Assessing and Managing Drooling and Swallowing Difficulties in Burned Clients: Nurse’s Immediate Response

Burn injuries can have far-reaching effects, often impacting multiple systems in the body, including the respiratory and gastrointestinal systems. In this article, we will explore a scenario in which a client who has suffered burn injuries is experiencing drooling and difficulty swallowing. We will discuss the nurse’s pivotal role in assessing and managing these symptoms and determining the most immediate action to take.

The Significance of Respiratory and Gastrointestinal Complications

Burn injuries can lead to various complications, some of which may affect the respiratory and gastrointestinal systems. Understanding the potential impact of burns on these systems is crucial for nurses in providing comprehensive care.

The Scenario

Imagine a client who has sustained burn injuries and is now exhibiting two concerning symptoms:

  1. Drooling: The client is experiencing excessive drooling, which may indicate difficulty in controlling saliva and could be a sign of compromised airway protection.
  2. Swallowing Difficulties: The client is having trouble swallowing, which can be related to burn injuries involving the mouth or throat and may further complicate nutritional intake and respiratory function.

Immediate Nursing Actions

When a client who has suffered burn injuries presents with drooling and swallowing difficulties, the nurse’s first action should prioritize the client’s safety and well-being:

  1. Airway Assessment: The nurse must immediately assess the client’s airway for any signs of obstruction or compromise. This includes checking for any foreign objects or secretions that may be obstructing the airway.
  2. Oxygenation and Ventilation: Ensure that the client’s oxygenation and ventilation are adequate. Administer supplemental oxygen if necessary to maintain oxygen saturation within the target range.
  3. Elevate Head of Bed: Raise the head of the client’s bed to a semi-Fowler’s position if tolerated. This position can help reduce the risk of aspiration and promote respiratory comfort.
  4. Assess for Burns: Examine the client’s oral and throat area for burns or signs of injury that may be causing the swallowing difficulties. Document the extent and severity of any burns found.
  5. NPO Status: If there is a concern about the client’s ability to swallow safely, consider placing the client on NPO (nothing by mouth) status temporarily to prevent further aspiration or complications.
  6. Collaborate with Healthcare Team: Communicate the client’s condition and assessment findings promptly with the healthcare team, including the attending physician and a speech-language pathologist if available.
  7. Suctioning: If necessary, perform oral suctioning to clear excess saliva or secretions from the mouth and prevent aspiration.
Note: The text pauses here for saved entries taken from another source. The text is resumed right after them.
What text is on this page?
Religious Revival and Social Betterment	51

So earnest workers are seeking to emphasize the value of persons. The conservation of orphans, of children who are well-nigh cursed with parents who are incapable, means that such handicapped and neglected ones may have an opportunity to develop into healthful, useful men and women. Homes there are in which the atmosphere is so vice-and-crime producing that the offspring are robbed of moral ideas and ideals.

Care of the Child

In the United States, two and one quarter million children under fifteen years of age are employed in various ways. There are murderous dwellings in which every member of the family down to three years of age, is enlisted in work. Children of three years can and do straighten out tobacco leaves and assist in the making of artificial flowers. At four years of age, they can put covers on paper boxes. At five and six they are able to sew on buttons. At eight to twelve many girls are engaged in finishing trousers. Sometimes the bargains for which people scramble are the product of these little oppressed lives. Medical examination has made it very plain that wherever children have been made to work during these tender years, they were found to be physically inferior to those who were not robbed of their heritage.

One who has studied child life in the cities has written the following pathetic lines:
Comprehensive Assessment and Interventions

Following the initial actions, the nurse should conduct a comprehensive assessment to identify the underlying cause of the drooling and swallowing difficulties. This may involve further examination of the oral cavity and throat, as well as collaboration with other healthcare professionals, such as a gastroenterologist or otolaryngologist, if needed.
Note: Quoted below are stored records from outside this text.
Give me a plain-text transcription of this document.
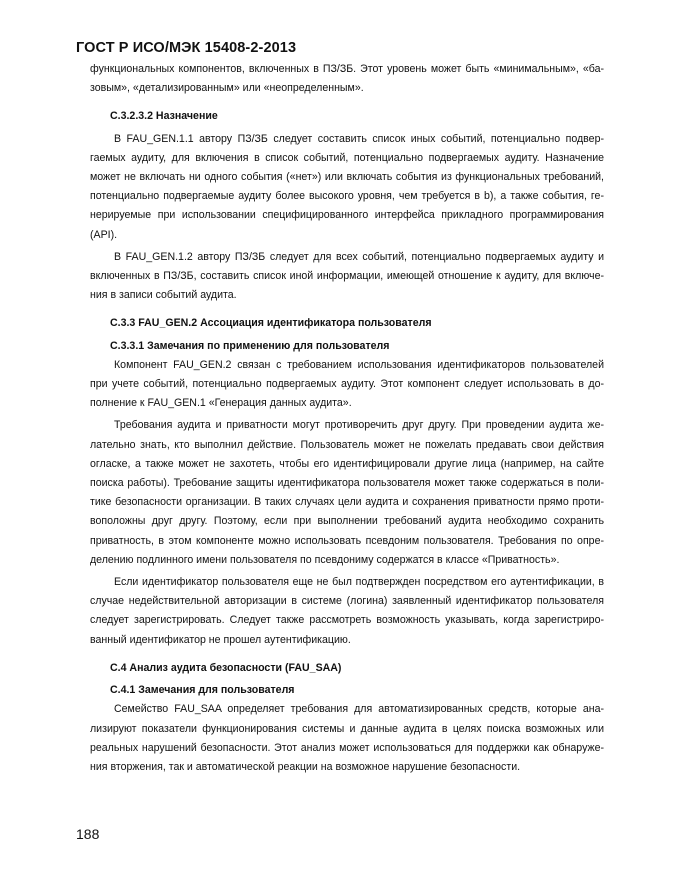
ГОСТ Р ИСО/МЭК 15408-2-2013

функциональных компонентов, включенных в ПЗ/ЗБ. Этот уровень может быть «минимальным», «базовым», «детализированным» или «неопределенным».

C.3.2.3.2 Назначение

В FAU_GEN.1.1 автору ПЗ/ЗБ следует составить список иных событий, потенциально подвергаемых аудиту, для включения в список событий, потенциально подвергаемых аудиту. Назначение может не включать ни одного события («нет») или включать события из функциональных требований, потенциально подвергаемые аудиту более высокого уровня, чем требуется в b), а также события, генерируемые при использовании специфицированного интерфейса прикладного программирования (API).

В FAU_GEN.1.2 автору ПЗ/ЗБ следует для всех событий, потенциально подвергаемых аудиту и включенных в ПЗ/ЗБ, составить список иной информации, имеющей отношение к аудиту, для включения в записи событий аудита.

C.3.3 FAU_GEN.2 Ассоциация идентификатора пользователя
C.3.3.1 Замечания по применению для пользователя

Компонент FAU_GEN.2 связан с требованием использования идентификаторов пользователей при учете событий, потенциально подвергаемых аудиту. Этот компонент следует использовать в дополнение к FAU_GEN.1 «Генерация данных аудита».

Требования аудита и приватности могут противоречить друг другу. При проведении аудита желательно знать, кто выполнил действие. Пользователь может не пожелать предавать свои действия огласке, а также может не захотеть, чтобы его идентифицировали другие лица (например, на сайте поиска работы). Требование защиты идентификатора пользователя может также содержаться в политике безопасности организации. В таких случаях цели аудита и сохранения приватности прямо противоположны друг другу. Поэтому, если при выполнении требований аудита необходимо сохранить приватность, в этом компоненте можно использовать псевдоним пользователя. Требования по определению подлинного имени пользователя по псевдониму содержатся в классе «Приватность».

Если идентификатор пользователя еще не был подтвержден посредством его аутентификации, в случае недействительной авторизации в системе (логина) заявленный идентификатор пользователя следует зарегистрировать. Следует также рассмотреть возможность указывать, когда зарегистрированный идентификатор не прошел аутентификацию.

C.4 Анализ аудита безопасности (FAU_SAA)
C.4.1 Замечания для пользователя

Семейство FAU_SAA определяет требования для автоматизированных средств, которые анализируют показатели функционирования системы и данные аудита в целях поиска возможных или реальных нарушений безопасности. Этот анализ может использоваться для поддержки как обнаружения вторжения, так и автоматической реакции на возможное нарушение безопасности.

188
The management plan may include addressing pain, inflammation, or burns in the oral and throat areas, providing swallowing assessments and strategies, and ensuring adequate nutrition and hydration through appropriate means (e.g., enteral or parenteral nutrition).
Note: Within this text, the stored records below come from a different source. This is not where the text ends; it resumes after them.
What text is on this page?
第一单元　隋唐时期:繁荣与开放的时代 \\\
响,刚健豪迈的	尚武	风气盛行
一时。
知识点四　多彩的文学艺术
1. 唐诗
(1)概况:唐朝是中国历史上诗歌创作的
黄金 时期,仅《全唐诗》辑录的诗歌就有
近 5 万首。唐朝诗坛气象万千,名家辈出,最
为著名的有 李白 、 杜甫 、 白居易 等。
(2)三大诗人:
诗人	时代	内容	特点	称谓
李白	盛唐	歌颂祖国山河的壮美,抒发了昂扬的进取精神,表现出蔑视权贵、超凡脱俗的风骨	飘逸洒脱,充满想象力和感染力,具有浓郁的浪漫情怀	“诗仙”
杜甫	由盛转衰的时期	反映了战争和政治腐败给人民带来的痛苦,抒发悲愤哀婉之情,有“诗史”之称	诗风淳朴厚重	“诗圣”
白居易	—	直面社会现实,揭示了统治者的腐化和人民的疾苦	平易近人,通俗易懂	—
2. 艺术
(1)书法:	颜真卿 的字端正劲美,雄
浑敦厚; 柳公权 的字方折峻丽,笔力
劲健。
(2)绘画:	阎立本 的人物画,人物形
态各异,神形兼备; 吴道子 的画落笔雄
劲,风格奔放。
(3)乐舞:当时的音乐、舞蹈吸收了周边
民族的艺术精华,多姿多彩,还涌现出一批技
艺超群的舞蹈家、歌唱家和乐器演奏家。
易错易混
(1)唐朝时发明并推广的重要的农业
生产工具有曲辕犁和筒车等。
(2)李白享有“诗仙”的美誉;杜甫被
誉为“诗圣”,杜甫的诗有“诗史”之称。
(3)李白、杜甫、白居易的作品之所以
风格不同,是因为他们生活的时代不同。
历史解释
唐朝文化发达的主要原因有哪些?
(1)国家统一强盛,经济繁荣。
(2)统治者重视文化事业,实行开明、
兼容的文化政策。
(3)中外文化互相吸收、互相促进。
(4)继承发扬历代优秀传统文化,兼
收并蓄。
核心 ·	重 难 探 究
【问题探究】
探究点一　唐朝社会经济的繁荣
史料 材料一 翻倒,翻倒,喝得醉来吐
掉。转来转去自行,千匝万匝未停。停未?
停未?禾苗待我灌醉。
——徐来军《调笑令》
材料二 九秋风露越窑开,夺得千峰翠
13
When a client with burn injuries presents with drooling and swallowing difficulties, the nurse’s immediate response must focus on airway protection and respiratory support. Identifying the cause of these symptoms and collaborating with the healthcare team for comprehensive assessment and intervention is essential to ensure the client’s safety and promote their recovery. Swift and vigilant nursing care can make a significant difference in the outcome for clients with burn injuries and associated complications.